Une grenade avait pété dans la tête de Lo Meo. A qui la faute, voilà le plus dur. Ils avaient dit qu’à ce stade même une rognure d’ongle aurait suffi, ses vaisseaux étaient devenus si petits, un rien pouvait faire barrage. Faire barrage. Couper la circulation. Route barrée, vies au caniveau. Un accident vasculaire cérébral comme un embouteillage en pleine campagne, l’horizon mangé par le dos rond des bagnoles […]
Une grenade, donc. Un minuscule débris, poussière qui flotte, dérive et, en quelques minutes, plus personne pour répondre. Lo Meo part de lui-même, s’échappe, se perd, et ne se retrouve plus. Tête sans lumière, corps de chiffon, passé gommé.
Sali s’approcha de Lo Meo. Il ne regardait rien. Elle contempla la peau brillante et les paupières bouffies, inspira bruyamment et expira, qu’est-ce que tu attends de moi ? Puis elle grimpa dans le lit qui a son tour soupira, siffla, gondola tant qu’elle n’eut pas trouvé sa position. Le dos catapulté par la barrière, elle se blottit au creux de son homme, la main sur son ventre, la tête sur son cœur ivre d’effort, et s’endormit enfin.

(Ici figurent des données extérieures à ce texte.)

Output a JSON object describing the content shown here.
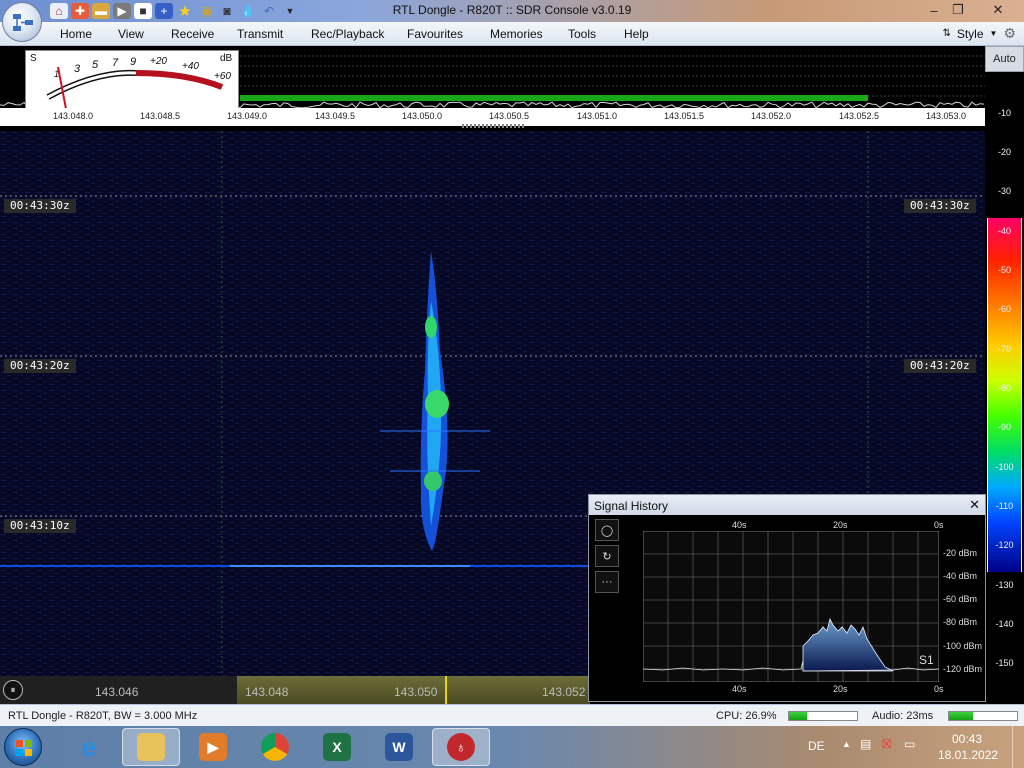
{
  "window": {
    "title": "RTL Dongle - R820T :: SDR Console v3.0.19",
    "minimize": "–",
    "maximize": "❐",
    "close": "✕"
  },
  "menu": {
    "items": [
      "Home",
      "View",
      "Receive",
      "Transmit",
      "Rec/Playback",
      "Favourites",
      "Memories",
      "Tools",
      "Help"
    ],
    "style_label": "Style"
  },
  "meter": {
    "s_label": "S",
    "db_label": "dB",
    "s_marks": [
      "1",
      "3",
      "5",
      "7",
      "9"
    ],
    "db_marks": [
      "+20",
      "+40",
      "+60"
    ]
  },
  "spectrum": {
    "freq_labels": [
      "143.048.0",
      "143.048.5",
      "143.049.0",
      "143.049.5",
      "143.050.0",
      "143.050.5",
      "143.051.0",
      "143.051.5",
      "143.052.0",
      "143.052.5",
      "143.053.0"
    ]
  },
  "waterfall": {
    "time_tags": [
      "00:43:30z",
      "00:43:20z",
      "00:43:10z"
    ]
  },
  "colorbar": {
    "auto_label": "Auto",
    "db_scale": [
      "-10",
      "-20",
      "-30",
      "-40",
      "-50",
      "-60",
      "-70",
      "-80",
      "-90",
      "-100",
      "-110",
      "-120",
      "-130",
      "-140",
      "-150"
    ]
  },
  "tuner": {
    "labels": [
      "143.046",
      "143.048",
      "143.050",
      "143.052"
    ]
  },
  "signal_history": {
    "title": "Signal History",
    "close": "✕",
    "time_ticks": [
      "40s",
      "20s",
      "0s"
    ],
    "level_ticks": [
      "-20 dBm",
      "-40 dBm",
      "-60 dBm",
      "-80 dBm",
      "-100 dBm",
      "-120 dBm"
    ],
    "s_reading": "S1",
    "tools": [
      "◯",
      "↻",
      "···"
    ]
  },
  "status": {
    "device": "RTL Dongle - R820T, BW = 3.000 MHz",
    "cpu": "CPU: 26.9%",
    "cpu_fraction": 0.27,
    "audio": "Audio: 23ms",
    "audio_fraction": 0.35
  },
  "taskbar": {
    "apps": [
      "Internet Explorer",
      "File Explorer",
      "Media Player",
      "Chrome",
      "Excel",
      "Word",
      "SDR Console"
    ],
    "language": "DE",
    "time": "00:43",
    "date": "18.01.2022"
  },
  "colors": {
    "waterfall_bg": "#050620",
    "signal_blue": "#1f6bff",
    "signal_green": "#3ad86a",
    "titlebar_blue": "#7895d6",
    "cpu_bar": "#22b822"
  }
}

Seule là était sa place.
Lo Meo articule en silence. Sa peau ne tient plus, il nage dans la colle et ne peut rien faire, il se voit être englouti, par quoi, il hurle à l’intérieur, qu’est-ce que j’ai ?

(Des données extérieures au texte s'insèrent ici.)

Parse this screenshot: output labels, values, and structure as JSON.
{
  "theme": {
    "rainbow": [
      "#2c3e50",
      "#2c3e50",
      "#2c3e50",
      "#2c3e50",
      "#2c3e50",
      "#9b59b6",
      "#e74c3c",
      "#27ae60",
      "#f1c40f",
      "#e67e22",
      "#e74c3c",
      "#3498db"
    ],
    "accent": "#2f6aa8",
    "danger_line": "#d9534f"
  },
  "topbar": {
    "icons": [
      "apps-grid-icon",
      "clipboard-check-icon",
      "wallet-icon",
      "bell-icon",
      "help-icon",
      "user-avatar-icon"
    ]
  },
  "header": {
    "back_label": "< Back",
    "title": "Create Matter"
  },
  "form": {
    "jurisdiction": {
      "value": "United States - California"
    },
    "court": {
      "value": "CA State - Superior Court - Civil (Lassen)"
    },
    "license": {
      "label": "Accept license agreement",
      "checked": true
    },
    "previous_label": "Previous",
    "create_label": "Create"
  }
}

Et puis soudain, même ces mots ne veulent plus rien dire. Là-haut, la glaciation a commencé, elle gagne du terrain. Les vaisseaux se figent, la centrale se met en veille, comme si un abruti venait de se prendre les pieds dans le câble et d’arracher brutalement la prise.
Bartolomeo disait : "Il est dans la nature une poésie subtile, et flagrante, pourtant si peu ont la volonté de s'y plonger corps et âme. L'immobilité est perçue comme une perte de temps, ceux qui se pressent ont peur et ratent tout de la beauté du monde. Sous nos yeux, en permanence des chefs-d'oeuvres animés, des ballets de feuilles mortes, rouquines, sylphides, des nuages qui se déploient en éventail ; la vitesse tue tout ça."

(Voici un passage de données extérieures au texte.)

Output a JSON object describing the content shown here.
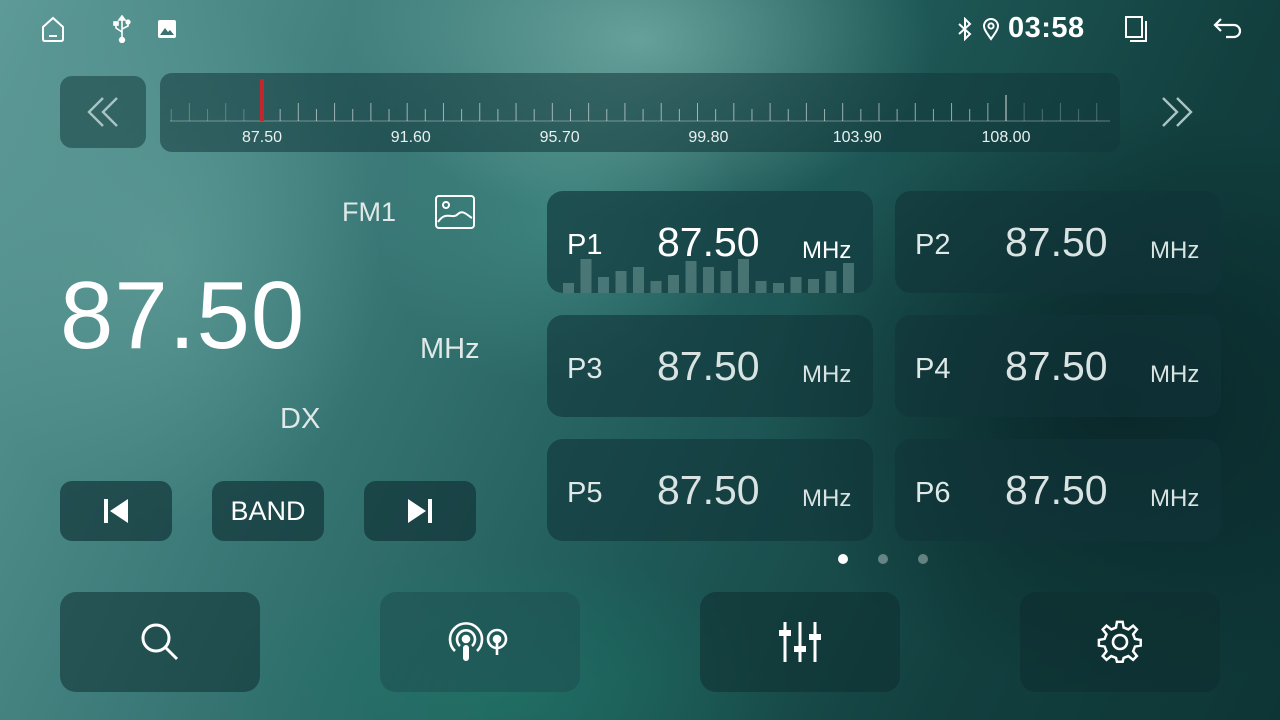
{
  "status_bar": {
    "icons": [
      "home-icon",
      "usb-icon",
      "gallery-icon",
      "bluetooth-icon",
      "location-icon",
      "multitask-icon",
      "back-icon"
    ],
    "time": "03:58"
  },
  "tuner": {
    "prev_icon": "double-chevron-left-icon",
    "next_icon": "double-chevron-right-icon",
    "scale_labels": [
      "87.50",
      "91.60",
      "95.70",
      "99.80",
      "103.90",
      "108.00"
    ],
    "scale_min": 87.5,
    "scale_max": 108.0,
    "current_position": 87.5,
    "indicator_color": "#c0282d"
  },
  "main": {
    "band": "FM1",
    "frequency": "87.50",
    "unit": "MHz",
    "dx": "DX",
    "controls": {
      "prev_icon": "skip-previous-icon",
      "band_label": "BAND",
      "next_icon": "skip-next-icon"
    }
  },
  "presets": [
    {
      "name": "P1",
      "freq": "87.50",
      "unit": "MHz",
      "active": true
    },
    {
      "name": "P2",
      "freq": "87.50",
      "unit": "MHz",
      "active": false
    },
    {
      "name": "P3",
      "freq": "87.50",
      "unit": "MHz",
      "active": false
    },
    {
      "name": "P4",
      "freq": "87.50",
      "unit": "MHz",
      "active": false
    },
    {
      "name": "P5",
      "freq": "87.50",
      "unit": "MHz",
      "active": false
    },
    {
      "name": "P6",
      "freq": "87.50",
      "unit": "MHz",
      "active": false
    }
  ],
  "page_indicator": {
    "pages": 3,
    "current": 1
  },
  "bottom_bar": [
    "search-icon",
    "radio-broadcast-icon",
    "equalizer-icon",
    "settings-icon"
  ],
  "colors": {
    "accent": "#ffffff",
    "needle": "#c0282d"
  }
}
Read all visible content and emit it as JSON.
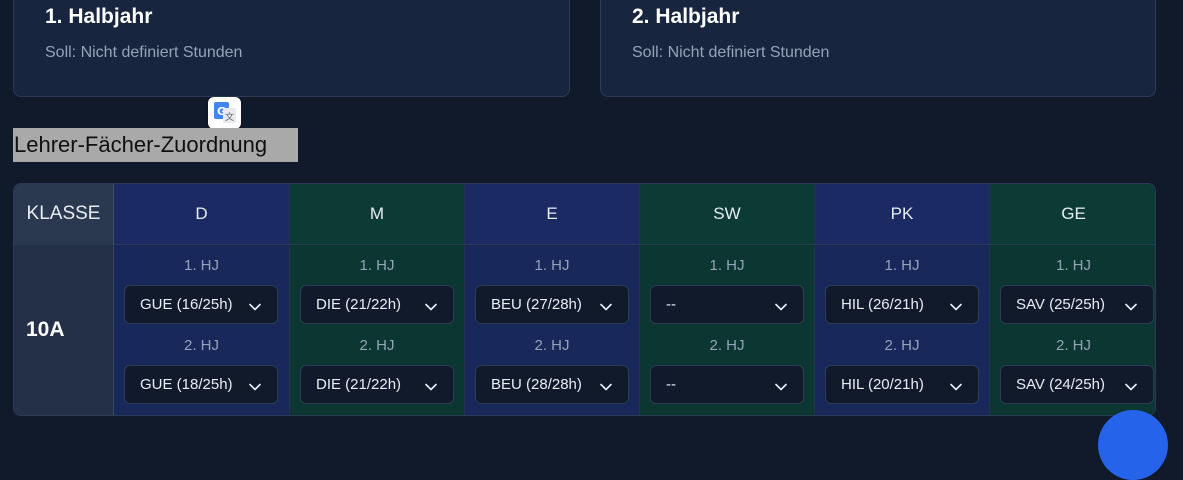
{
  "cards": [
    {
      "title": "1. Halbjahr",
      "subtitle": "Soll: Nicht definiert Stunden"
    },
    {
      "title": "2. Halbjahr",
      "subtitle": "Soll: Nicht definiert Stunden"
    }
  ],
  "section_title": "Lehrer-Fächer-Zuordnung",
  "table": {
    "class_header": "KLASSE",
    "subjects": [
      "D",
      "M",
      "E",
      "SW",
      "PK",
      "GE"
    ],
    "row": {
      "class": "10A",
      "hj1_label": "1. HJ",
      "hj2_label": "2. HJ",
      "hj1": [
        "GUE (16/25h)",
        "DIE (21/22h)",
        "BEU (27/28h)",
        "--",
        "HIL (26/21h)",
        "SAV (25/25h)"
      ],
      "hj2": [
        "GUE (18/25h)",
        "DIE (21/22h)",
        "BEU (28/28h)",
        "--",
        "HIL (20/21h)",
        "SAV (24/25h)"
      ]
    }
  },
  "icons": {
    "translate": "google-translate-icon",
    "select_chevron": "chevron-down-icon"
  },
  "colors": {
    "background": "#111a2b",
    "blue_column": "#1b2a63",
    "green_column": "#0c3b36",
    "fab": "#2563eb"
  }
}
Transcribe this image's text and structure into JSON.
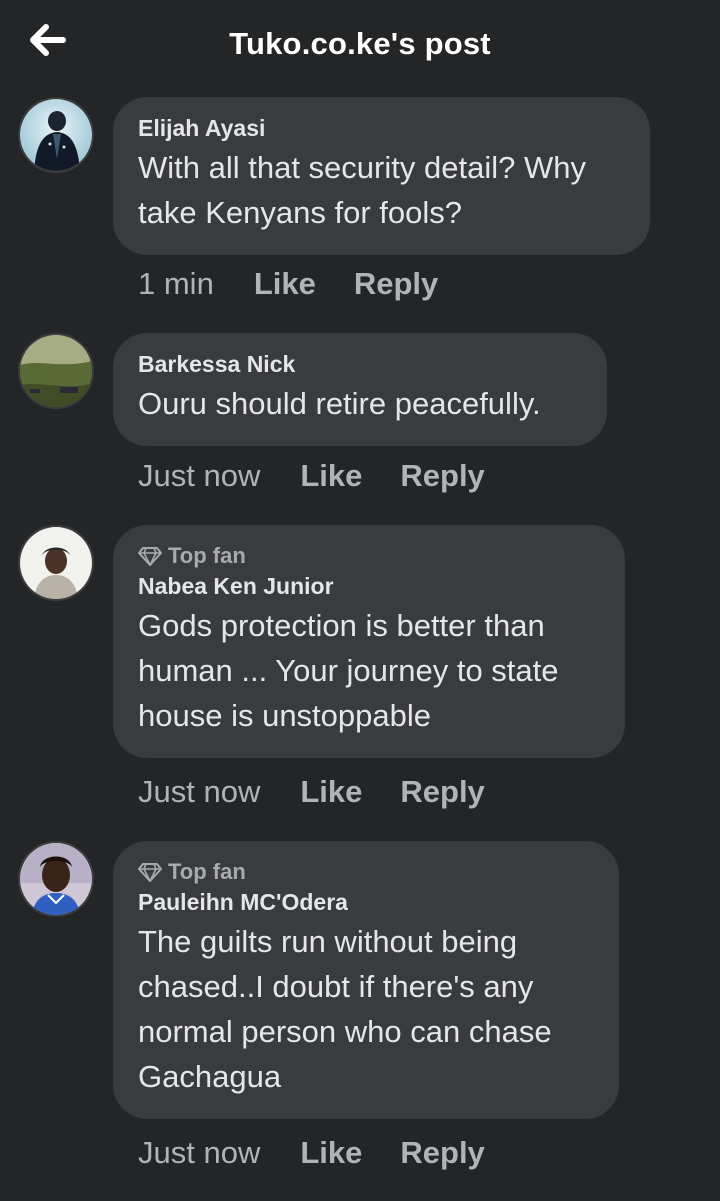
{
  "header": {
    "title": "Tuko.co.ke's post",
    "back_icon": "arrow-left-icon"
  },
  "comments": [
    {
      "author": "Elijah Ayasi",
      "top_fan": false,
      "text": "With all that security detail? Why take Kenyans for fools?",
      "time": "1 min",
      "like_label": "Like",
      "reply_label": "Reply"
    },
    {
      "author": "Barkessa Nick",
      "top_fan": false,
      "text": "Ouru should retire peacefully.",
      "time": "Just now",
      "like_label": "Like",
      "reply_label": "Reply"
    },
    {
      "author": "Nabea Ken Junior",
      "top_fan": true,
      "badge": "Top fan",
      "text": "Gods protection is better than human ... Your journey to state house is unstoppable",
      "time": "Just now",
      "like_label": "Like",
      "reply_label": "Reply"
    },
    {
      "author": "Pauleihn MC'Odera",
      "top_fan": true,
      "badge": "Top fan",
      "text": "The guilts run without being chased..I doubt if there's any normal person who can chase Gachagua",
      "time": "Just now",
      "like_label": "Like",
      "reply_label": "Reply"
    }
  ],
  "colors": {
    "background": "#242526",
    "bubble": "#3a3b3c",
    "text_primary": "#e4e6eb",
    "text_secondary": "#b0b3b8"
  }
}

"...il est une chose plus pénible encore que d'apprendre la mort d'un être aimé, c'est de l'attendre"
Sali, brisée tel un fétu de paille, face au lit où Lo Meo faisait le mort, tassée le cul glissant, la colonne vrillée, les épaules déboîtées à la recherche d’une position nouvelle pour veiller celui qui la quittait. Ou peut-être l’avait déjà quittée. Elle n’en savait rien et n’en saurait rien, jamais. Après tout, qu’est-ce qui restait, à part ce corps ? Elle guettait un signe, une réponse, quelque chose qui donne raison à son espoir. Elle butait contre ses yeux clos. Sortir se laver les cheveux revenait à jeter à la fosse toutes ces heures bâtardes passées à guetter la paupière qui tressaute, le doigt qui frémit dans sa main à elle, le cil qui s’envole et échoue, minable, sur la pommette ramollie de son mari.